Kittens are better than puppies. They know to pee in one place almost immediately. They don’t need to be patrolled all the time, and their little nails can dispatch an intruder in quick work; albeit they’ll be taking them down at the ankles. One peculiar habit, however, is they love playing in their litter box. I’ve been impressing upon them the wisdom of Moonstruck (i.e. “Don’t sh*t where you eat”) but they just look at me, meow, and role back into the box with an almost too comfortable ease.
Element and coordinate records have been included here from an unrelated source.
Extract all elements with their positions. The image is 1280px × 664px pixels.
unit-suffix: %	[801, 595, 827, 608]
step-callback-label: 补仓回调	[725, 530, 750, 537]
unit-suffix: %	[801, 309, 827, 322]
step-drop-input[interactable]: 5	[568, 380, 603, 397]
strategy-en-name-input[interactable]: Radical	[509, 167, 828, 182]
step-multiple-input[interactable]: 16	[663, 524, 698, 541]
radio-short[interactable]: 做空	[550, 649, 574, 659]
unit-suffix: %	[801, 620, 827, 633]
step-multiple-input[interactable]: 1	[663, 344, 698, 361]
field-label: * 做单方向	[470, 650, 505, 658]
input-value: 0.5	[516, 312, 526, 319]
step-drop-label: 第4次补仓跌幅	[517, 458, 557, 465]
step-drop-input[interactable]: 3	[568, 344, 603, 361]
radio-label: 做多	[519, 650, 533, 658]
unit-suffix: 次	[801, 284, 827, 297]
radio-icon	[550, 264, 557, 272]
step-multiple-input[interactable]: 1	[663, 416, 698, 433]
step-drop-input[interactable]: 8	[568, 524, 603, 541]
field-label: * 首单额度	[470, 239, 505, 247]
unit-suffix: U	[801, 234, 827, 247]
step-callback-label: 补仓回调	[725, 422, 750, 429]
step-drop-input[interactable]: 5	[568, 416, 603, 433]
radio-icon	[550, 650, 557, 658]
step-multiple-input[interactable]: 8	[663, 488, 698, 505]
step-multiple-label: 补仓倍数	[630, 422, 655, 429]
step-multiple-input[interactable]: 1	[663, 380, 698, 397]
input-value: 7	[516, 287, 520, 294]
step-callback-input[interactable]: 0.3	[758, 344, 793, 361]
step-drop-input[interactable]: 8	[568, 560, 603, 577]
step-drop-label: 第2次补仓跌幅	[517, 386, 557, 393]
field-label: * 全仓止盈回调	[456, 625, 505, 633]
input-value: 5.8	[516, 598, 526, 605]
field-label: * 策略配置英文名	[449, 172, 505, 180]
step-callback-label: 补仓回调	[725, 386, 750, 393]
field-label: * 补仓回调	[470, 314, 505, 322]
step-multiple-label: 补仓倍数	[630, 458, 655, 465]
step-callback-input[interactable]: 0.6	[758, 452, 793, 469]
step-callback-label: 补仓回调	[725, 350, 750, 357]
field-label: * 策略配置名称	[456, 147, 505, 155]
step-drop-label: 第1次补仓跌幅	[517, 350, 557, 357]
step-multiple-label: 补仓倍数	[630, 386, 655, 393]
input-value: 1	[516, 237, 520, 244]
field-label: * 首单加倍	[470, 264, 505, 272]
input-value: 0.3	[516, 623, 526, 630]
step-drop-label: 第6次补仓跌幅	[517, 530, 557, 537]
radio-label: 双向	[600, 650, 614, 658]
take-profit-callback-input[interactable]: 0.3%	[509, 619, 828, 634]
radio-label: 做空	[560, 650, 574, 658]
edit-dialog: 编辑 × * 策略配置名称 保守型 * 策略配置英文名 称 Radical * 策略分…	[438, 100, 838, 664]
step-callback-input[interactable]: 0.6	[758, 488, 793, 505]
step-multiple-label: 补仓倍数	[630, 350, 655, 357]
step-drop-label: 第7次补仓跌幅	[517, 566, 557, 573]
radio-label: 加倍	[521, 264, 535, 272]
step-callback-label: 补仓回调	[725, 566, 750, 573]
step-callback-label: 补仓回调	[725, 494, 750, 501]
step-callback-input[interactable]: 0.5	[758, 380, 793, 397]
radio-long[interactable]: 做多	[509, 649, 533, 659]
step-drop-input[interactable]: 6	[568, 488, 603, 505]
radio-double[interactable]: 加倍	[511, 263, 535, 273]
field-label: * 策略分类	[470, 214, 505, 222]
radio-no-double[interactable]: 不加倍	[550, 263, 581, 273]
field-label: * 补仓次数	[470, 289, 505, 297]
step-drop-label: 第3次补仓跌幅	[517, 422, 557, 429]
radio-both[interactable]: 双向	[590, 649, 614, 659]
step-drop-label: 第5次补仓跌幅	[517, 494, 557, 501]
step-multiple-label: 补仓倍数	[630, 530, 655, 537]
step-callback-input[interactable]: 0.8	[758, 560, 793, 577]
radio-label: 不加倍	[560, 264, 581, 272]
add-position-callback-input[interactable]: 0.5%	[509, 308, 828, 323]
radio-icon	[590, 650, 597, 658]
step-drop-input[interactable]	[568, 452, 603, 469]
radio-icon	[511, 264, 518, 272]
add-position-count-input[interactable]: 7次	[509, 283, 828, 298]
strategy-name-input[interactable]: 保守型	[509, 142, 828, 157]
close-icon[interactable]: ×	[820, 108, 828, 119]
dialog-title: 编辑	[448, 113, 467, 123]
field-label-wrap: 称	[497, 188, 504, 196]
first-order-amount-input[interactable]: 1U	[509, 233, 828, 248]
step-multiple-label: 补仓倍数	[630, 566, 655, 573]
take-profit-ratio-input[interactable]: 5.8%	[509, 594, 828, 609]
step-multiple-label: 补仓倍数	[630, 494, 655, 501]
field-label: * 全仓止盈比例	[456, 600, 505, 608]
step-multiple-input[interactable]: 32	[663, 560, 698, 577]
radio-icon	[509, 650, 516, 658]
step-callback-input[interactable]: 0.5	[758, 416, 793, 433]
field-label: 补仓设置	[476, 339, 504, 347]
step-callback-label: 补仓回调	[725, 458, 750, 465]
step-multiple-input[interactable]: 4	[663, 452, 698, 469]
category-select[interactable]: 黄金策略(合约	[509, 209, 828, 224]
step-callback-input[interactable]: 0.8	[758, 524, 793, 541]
Our little kitten Popsicle has learned to crawl from the ground, up your leg, up your shirt, and land on the shoulder, perched like a parrot. She will be my top minion, learning my every move, constantly at my side. Don had better watch out, she is learning ninja moves that will serve her well in the barn. If she ever makes it there. I have a problem sending kittens that individually weigh one pound each to live in a barn, outside in the big world like little Fievel or baby Simba. A pig could roll over top of them, a llama step on them. The chickens, much larger than our kittens, could use them as pawns in some intra-barnyard war against the ducks.
This Friday we’re picking up two peahens for our boys in the big coop. We’ll see what drama that brings. And then Orchard House will close down our pastures for the winter. No other animals are allowed on site until we have a new pasture. And hay is so expensive. If you can find me a llama that can spin straw into gold or manure into hay, we’ll make the room. And if you can find one that knows how to mix a killer martini, I’ll drive and pick him up myself!